A new study describes the misidentification of 28 supermassive black holes, found approximately 5 billion light-years away within the Chandra Deep Field-South.

A team of researchers led by Erini Lambrides of Johns Hopkins University spotted the black holes which have been there all along but masqueraded as other cosmic objects. The team had used NASA's Chandra X-ray Observatory and a host of other telescopes, including the Spitzer Space Telescope and Hubble Space Telescope.

"With our new identifications we've found a bunch of heavily obscured black holes that had previously been missed," Lambrides said in a statement. "We like to say we found these giant black holes, but they were really there all along."

Within this image, astronomers had already identified 67 black holes that have been obscured by envelopes of gas and dust, creating a cocoon-like structure.

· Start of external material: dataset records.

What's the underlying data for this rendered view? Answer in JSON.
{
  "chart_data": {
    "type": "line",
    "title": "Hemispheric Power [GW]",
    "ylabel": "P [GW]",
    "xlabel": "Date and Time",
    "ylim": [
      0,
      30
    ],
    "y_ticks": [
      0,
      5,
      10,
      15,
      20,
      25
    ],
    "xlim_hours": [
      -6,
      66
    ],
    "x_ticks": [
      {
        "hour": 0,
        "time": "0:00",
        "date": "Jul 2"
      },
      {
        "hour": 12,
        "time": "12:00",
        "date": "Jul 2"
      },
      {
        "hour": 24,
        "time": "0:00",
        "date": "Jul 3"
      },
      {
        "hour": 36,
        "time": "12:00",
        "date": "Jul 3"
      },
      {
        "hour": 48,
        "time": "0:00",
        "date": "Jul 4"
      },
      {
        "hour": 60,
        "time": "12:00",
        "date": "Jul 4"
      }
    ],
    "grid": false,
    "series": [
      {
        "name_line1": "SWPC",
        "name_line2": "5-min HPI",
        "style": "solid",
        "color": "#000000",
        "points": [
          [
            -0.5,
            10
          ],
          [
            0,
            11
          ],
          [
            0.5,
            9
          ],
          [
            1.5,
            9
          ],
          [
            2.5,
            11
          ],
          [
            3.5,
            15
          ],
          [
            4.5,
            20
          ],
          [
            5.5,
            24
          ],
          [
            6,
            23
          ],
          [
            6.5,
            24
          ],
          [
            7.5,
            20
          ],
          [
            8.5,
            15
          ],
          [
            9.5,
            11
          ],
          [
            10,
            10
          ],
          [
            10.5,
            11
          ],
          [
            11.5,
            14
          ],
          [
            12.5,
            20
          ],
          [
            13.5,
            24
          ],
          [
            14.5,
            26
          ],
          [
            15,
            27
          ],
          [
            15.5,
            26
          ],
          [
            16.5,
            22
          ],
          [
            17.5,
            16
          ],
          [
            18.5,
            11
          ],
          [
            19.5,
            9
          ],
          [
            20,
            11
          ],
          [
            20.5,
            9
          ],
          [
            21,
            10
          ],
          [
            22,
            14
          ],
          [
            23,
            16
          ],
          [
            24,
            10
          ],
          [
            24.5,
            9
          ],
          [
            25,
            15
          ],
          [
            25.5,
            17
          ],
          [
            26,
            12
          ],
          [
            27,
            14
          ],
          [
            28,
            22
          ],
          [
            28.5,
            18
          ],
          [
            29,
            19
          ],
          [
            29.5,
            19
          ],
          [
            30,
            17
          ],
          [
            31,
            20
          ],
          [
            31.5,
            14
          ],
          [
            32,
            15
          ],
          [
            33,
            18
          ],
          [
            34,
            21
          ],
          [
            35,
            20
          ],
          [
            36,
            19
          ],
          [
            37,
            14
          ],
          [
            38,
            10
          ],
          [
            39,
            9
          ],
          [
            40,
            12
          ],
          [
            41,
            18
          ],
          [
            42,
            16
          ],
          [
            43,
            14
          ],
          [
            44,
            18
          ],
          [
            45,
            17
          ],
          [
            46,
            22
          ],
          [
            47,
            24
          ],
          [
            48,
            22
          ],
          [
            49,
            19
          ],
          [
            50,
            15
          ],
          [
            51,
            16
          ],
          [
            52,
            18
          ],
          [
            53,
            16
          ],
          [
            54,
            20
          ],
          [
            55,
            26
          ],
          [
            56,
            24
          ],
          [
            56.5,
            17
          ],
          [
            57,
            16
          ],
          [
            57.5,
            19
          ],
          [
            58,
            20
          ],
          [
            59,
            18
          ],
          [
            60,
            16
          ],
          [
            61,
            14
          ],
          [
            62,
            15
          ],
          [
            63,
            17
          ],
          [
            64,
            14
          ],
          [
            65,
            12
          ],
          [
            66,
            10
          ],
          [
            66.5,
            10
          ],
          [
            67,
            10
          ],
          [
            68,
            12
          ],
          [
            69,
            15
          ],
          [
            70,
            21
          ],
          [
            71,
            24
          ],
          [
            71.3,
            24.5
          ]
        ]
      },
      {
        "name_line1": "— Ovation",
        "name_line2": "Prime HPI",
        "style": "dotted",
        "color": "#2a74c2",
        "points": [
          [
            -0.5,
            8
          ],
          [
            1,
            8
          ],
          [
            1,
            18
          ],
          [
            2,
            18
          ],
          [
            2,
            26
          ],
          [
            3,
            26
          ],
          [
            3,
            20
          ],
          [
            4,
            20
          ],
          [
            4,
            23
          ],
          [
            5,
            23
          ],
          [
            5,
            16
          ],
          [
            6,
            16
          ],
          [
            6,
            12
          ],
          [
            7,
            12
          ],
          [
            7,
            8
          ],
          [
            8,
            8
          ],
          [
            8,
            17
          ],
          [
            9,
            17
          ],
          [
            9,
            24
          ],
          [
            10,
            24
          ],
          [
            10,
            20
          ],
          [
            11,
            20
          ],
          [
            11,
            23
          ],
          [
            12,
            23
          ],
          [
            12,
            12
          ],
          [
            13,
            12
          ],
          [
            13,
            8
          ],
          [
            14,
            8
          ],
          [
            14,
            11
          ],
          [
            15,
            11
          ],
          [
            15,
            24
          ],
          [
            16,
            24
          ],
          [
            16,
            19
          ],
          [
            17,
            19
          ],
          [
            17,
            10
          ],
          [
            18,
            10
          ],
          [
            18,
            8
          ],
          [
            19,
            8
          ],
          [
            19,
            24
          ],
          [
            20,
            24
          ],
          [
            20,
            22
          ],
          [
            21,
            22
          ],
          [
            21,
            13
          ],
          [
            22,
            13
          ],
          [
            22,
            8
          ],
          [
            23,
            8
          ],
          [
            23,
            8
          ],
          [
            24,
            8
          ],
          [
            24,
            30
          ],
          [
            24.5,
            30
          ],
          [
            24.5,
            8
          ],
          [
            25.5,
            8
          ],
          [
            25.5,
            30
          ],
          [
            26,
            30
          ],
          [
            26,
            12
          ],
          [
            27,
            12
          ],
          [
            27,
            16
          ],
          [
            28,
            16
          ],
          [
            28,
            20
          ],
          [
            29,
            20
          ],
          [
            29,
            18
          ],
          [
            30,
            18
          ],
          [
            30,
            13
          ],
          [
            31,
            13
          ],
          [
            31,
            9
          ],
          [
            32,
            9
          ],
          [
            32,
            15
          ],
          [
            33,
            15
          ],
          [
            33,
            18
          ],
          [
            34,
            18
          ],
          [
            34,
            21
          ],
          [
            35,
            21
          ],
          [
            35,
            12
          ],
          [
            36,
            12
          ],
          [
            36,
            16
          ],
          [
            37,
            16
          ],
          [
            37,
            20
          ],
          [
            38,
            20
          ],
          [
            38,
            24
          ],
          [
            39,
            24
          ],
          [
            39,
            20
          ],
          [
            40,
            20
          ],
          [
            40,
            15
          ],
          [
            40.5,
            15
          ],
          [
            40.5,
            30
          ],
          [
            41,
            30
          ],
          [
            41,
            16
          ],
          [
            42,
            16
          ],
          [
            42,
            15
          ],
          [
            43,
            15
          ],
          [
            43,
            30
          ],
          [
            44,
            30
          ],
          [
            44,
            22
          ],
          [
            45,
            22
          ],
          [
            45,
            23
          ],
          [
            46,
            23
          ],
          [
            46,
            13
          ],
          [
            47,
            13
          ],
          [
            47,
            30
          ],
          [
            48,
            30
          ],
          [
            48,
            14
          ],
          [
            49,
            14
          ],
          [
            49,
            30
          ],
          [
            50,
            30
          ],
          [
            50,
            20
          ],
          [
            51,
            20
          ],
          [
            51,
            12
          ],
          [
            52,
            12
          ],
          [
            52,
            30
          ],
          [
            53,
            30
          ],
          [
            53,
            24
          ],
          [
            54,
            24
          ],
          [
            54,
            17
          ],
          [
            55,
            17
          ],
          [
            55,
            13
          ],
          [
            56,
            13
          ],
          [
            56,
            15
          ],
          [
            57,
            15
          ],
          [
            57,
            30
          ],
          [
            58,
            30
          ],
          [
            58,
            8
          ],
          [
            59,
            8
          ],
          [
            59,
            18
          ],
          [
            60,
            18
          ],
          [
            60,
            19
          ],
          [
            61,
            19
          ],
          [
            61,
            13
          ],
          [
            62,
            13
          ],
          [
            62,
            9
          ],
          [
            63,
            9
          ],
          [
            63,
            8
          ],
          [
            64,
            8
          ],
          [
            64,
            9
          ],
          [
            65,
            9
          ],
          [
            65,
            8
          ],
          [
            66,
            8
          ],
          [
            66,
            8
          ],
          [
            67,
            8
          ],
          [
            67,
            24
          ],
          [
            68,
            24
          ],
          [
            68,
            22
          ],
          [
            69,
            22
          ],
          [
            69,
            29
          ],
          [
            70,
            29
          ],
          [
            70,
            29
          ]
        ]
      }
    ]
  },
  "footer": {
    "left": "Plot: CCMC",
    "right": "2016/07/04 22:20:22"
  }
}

Now, with this new study, researchers have identified these 28 supermassive black holes, which were previously miscategorized as either slowly growing black holes with low-densities or without cocoons or distant galaxies.

The new observations paved the way to the realization that the objects were actually supermassive black holes, the biggest type of black hole that grows by sucking in any surrounding material using their extremely powerful gravitational pull. Material pulled in by the black hole builds up heat and produces radiation in different wavelengths, including X-rays. This is why the use of X-ray telescopes are critical in observing these cosmic objects.

Lambrides and her team came to this conclusion by comparing their data with what is expected for a growing black hole then predicted the number of X-rays that each object emits. 28 X-ray sources were found to have a much lower level, leading them to discover the cocoon of dust and gas surrounding the objects is about 10 times denser than their previous calculations.

With the higher-density cocoon considered, the team was able to show how these black holes emit more X-rays than previously believed, given that the cocoon inhibits a huge amount of radiation from going out and being observed from our planet. As these cocoons feed growing black holes, finding that these cocoons are much denser than expected led the researchers to find that the black holes are growing quickly as they are fueled by these surrounding envelopes.

The findings are of huge importance because it supports theoretical models that measure how many black holes exist in the universe, the rate of their growth, and what's possibly hiding them and changing how they are seen from our end.

The paper has been published in The Astrophysical Journal in June.